Heureuse église Saint-Eustache ! Choisie pour la retransmission télévisée de la messe de Pâques et bénéficiant du soutien de la Fondation Pinault, dont le musée voisin n’a pas encore ouvert et qui lui prête « Passage into Night », une splendide vidéo de Bill Viola, jusqu’au 2 mai. D’où vient la fascination que cette œuvre exerce ? Quelles réflexions suggère-t-elle pour Saint-Merry ? Chronique de Jean Deuzèmes

Sans nul doute, il y a de quoi être envieux et admiratif de la puissance et de la magnificence de Saint- Eustache qui se voit proposer une telle œuvre, après bien d’autres, par cette institution culturelle privée. On le pressentait, le centre de gravité culture – église s’est déplacé vers l’ouest, le Centre Pompidou va prochainement fermer pour de lourdes rénovations techniques  et l’église Saint-Merry risque de n’être plus en odeur de culture. Le déséquilibre territorial est dommageable voire inquiétant. Dans ce contexte, « Passage into Night », la vidéo de Bill Viola, ouvre à de nombreuses réflexions.

Le site de cette église de l’hyper centre de Paris la présente sobrement :

« À travers cette présentation, Pinault Collection renouvelle avec enthousiasme son soutien aux activités artistiques de la paroisse Saint-Eustache, historiquement engagée en faveur de l’art contemporain. Désormais installée à la Bourse de Commerce, musée de la Collection Pinault à Paris, elle manifeste également ainsi son désir d’entretenir, avec tous les acteurs culturels de son nouveau quartier, des relations de confraternités.
Passage into Night (2005) est un plan fixe de 50 minutes, qui met en scène l’approche progressive et silencieuse d’une figure dans un paysage désertique à la lumière crue, presque aveuglante.
“Les mirages sont donc à peu près les choses les plus réelles parmi les choses irréelles qui existent. En regardant, en fixant cette femme s’avancer vers nous, s’approcher au plus proche, l’énigme persiste et c‘est l’histoire de l’humanité qui marche vers nous.“ (Bill Viola)
[…]
Partagée avec les fidèles et le public, pendant la période de Pâques, cette œuvre silencieuse de Bill Viola, au caractère énigmatique et spirituel, fait écho aux thèmes de la traversée du désert et du passage à travers les ténèbres.»

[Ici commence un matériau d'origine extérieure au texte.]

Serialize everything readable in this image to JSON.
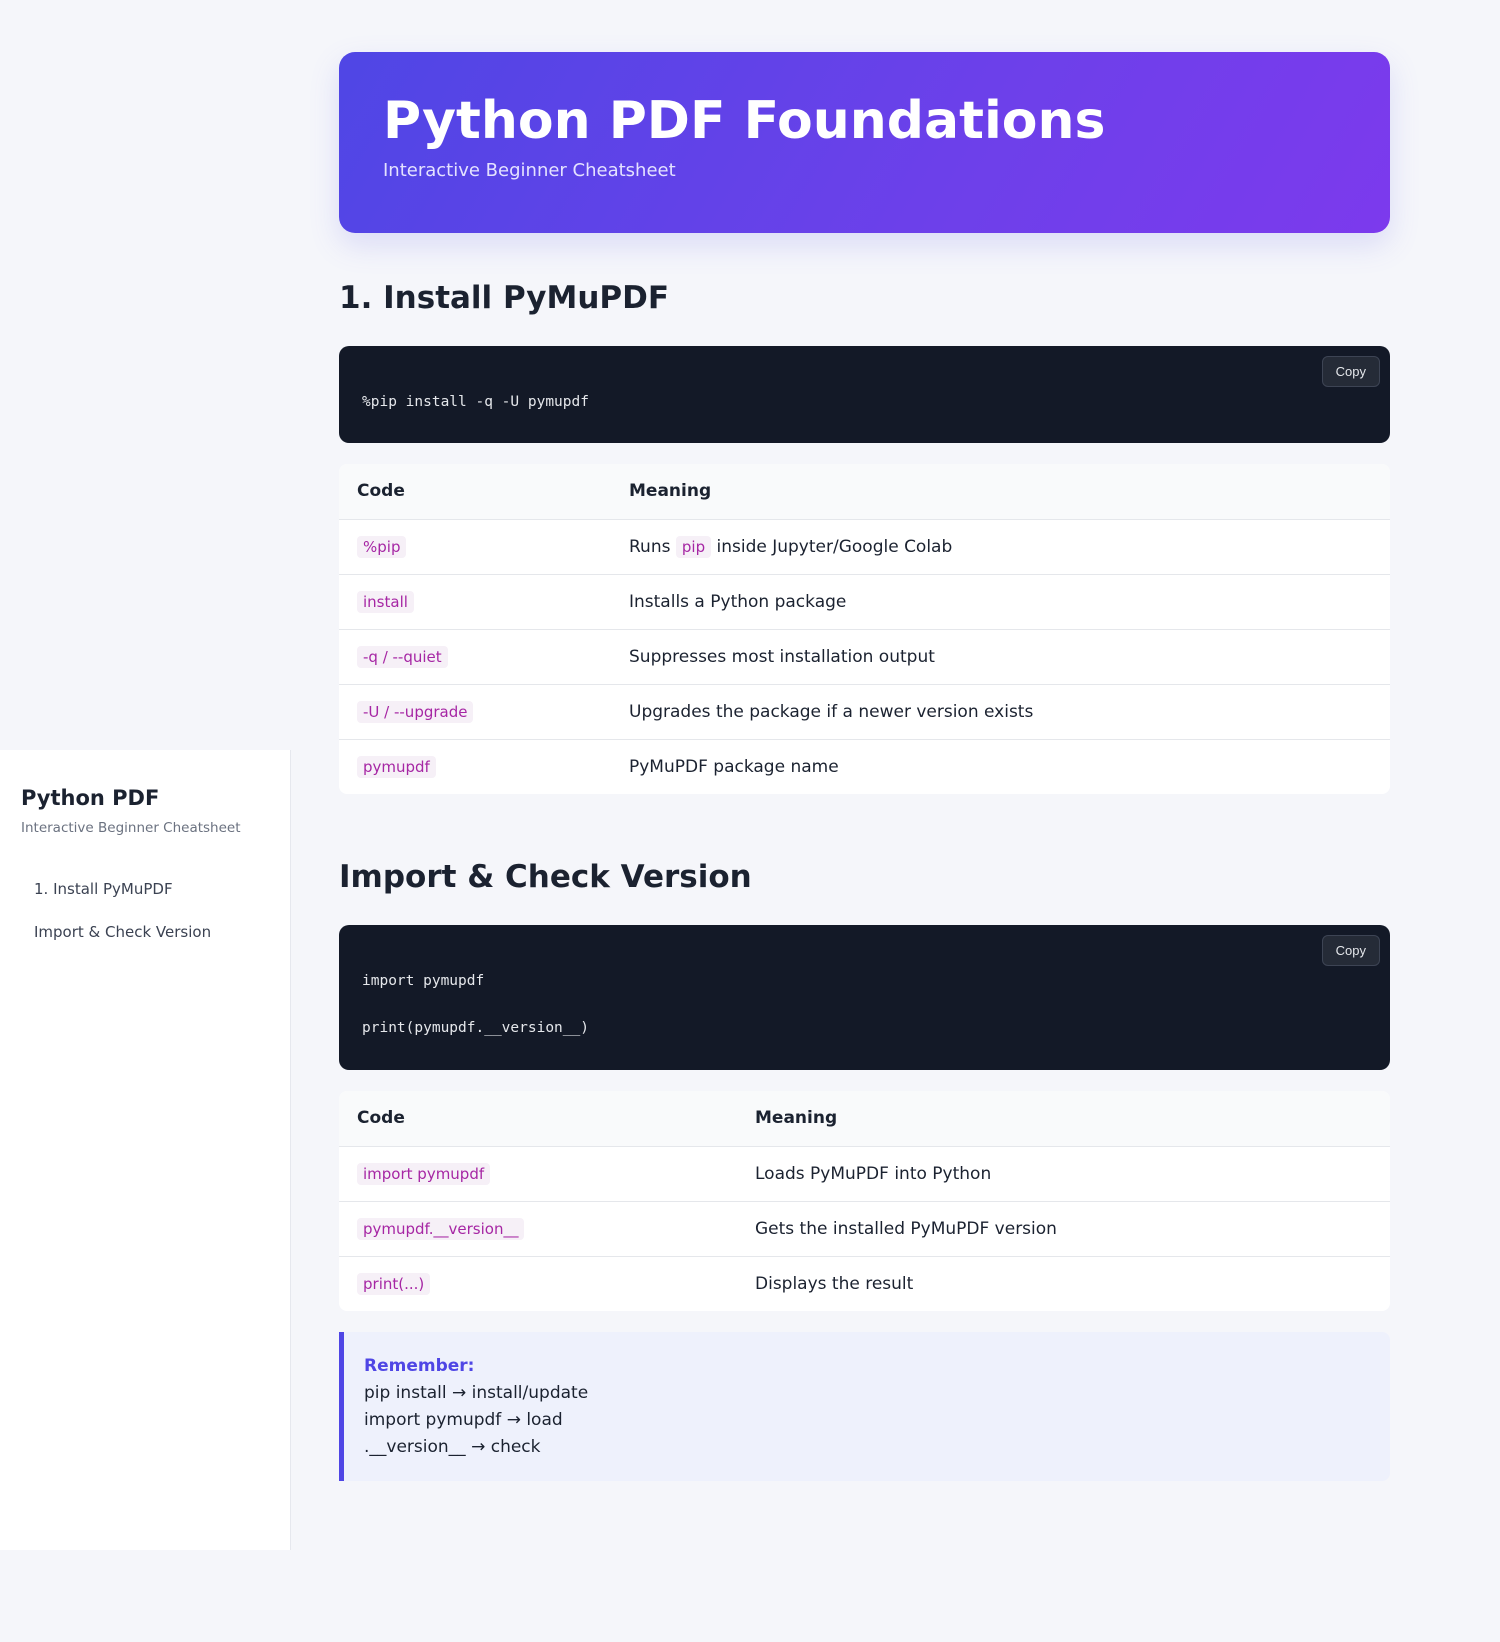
{
  "sidebar": {
    "title": "Python PDF",
    "subtitle": "Interactive Beginner Cheatsheet",
    "nav": [
      "1. Install PyMuPDF",
      "Import & Check Version"
    ]
  },
  "hero": {
    "title": "Python PDF Foundations",
    "subtitle": "Interactive Beginner Cheatsheet"
  },
  "sections": [
    {
      "heading": "1. Install PyMuPDF",
      "code_lines": [
        "%pip install -q -U pymupdf"
      ],
      "copy_label": "Copy",
      "table": {
        "headers": [
          "Code",
          "Meaning"
        ],
        "rows": [
          {
            "code": "%pip",
            "meaning_pre": "Runs",
            "meaning_chip": "pip",
            "meaning_post": "inside Jupyter/Google Colab"
          },
          {
            "code": "install",
            "meaning": "Installs a Python package"
          },
          {
            "code": "-q / --quiet",
            "meaning": "Suppresses most installation output"
          },
          {
            "code": "-U / --upgrade",
            "meaning": "Upgrades the package if a newer version exists"
          },
          {
            "code": "pymupdf",
            "meaning": "PyMuPDF package name"
          }
        ]
      }
    },
    {
      "heading": "Import & Check Version",
      "code_lines": [
        "import pymupdf",
        "print(pymupdf.__version__)"
      ],
      "copy_label": "Copy",
      "table": {
        "headers": [
          "Code",
          "Meaning"
        ],
        "rows": [
          {
            "code": "import pymupdf",
            "meaning": "Loads PyMuPDF into Python"
          },
          {
            "code": "pymupdf.__version__",
            "meaning": "Gets the installed PyMuPDF version"
          },
          {
            "code": "print(...)",
            "meaning": "Displays the result"
          }
        ]
      },
      "callout": {
        "title": "Remember:",
        "lines": [
          "pip install → install/update",
          "import pymupdf → load",
          ".__version__ → check"
        ]
      }
    }
  ],
  "colors": {
    "accent": "#4f46e5",
    "accent_end": "#7c3aed",
    "code_bg": "#131927",
    "chip_text": "#a626a4"
  }
}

 Une mise en scène digne du bâtiment

Cette œuvre mérite beaucoup mieux que les très courtes présentations, de surcroît identiques, dans les multiples revues[1].

Vidéo et tabernacle en vis-à-vis lointains

Première surprise : contrairement à bien d’autres œuvres de l’artiste américain né en 1951, l’écran est ici petit[2] (121 h x 72,5 l cm) et l’image flottante encore plus. Comme on sait que la taille influe sur la perception des images, cette œuvre diffère de bien d’autres que l’on a pu voir à la grande exposition du Grand Palais en 2014 et qui happaient tout le corps du visiteur. Ici, ses yeux sont immobilisés et c’est son regard sur un petit objet que fixe Bill Viola. Cette œuvre est à l’opposé de bien des autres : immersives, au caractère monumental, ou utilisant les performances liées à la musique électronique. Celle-ci relève de l’intime.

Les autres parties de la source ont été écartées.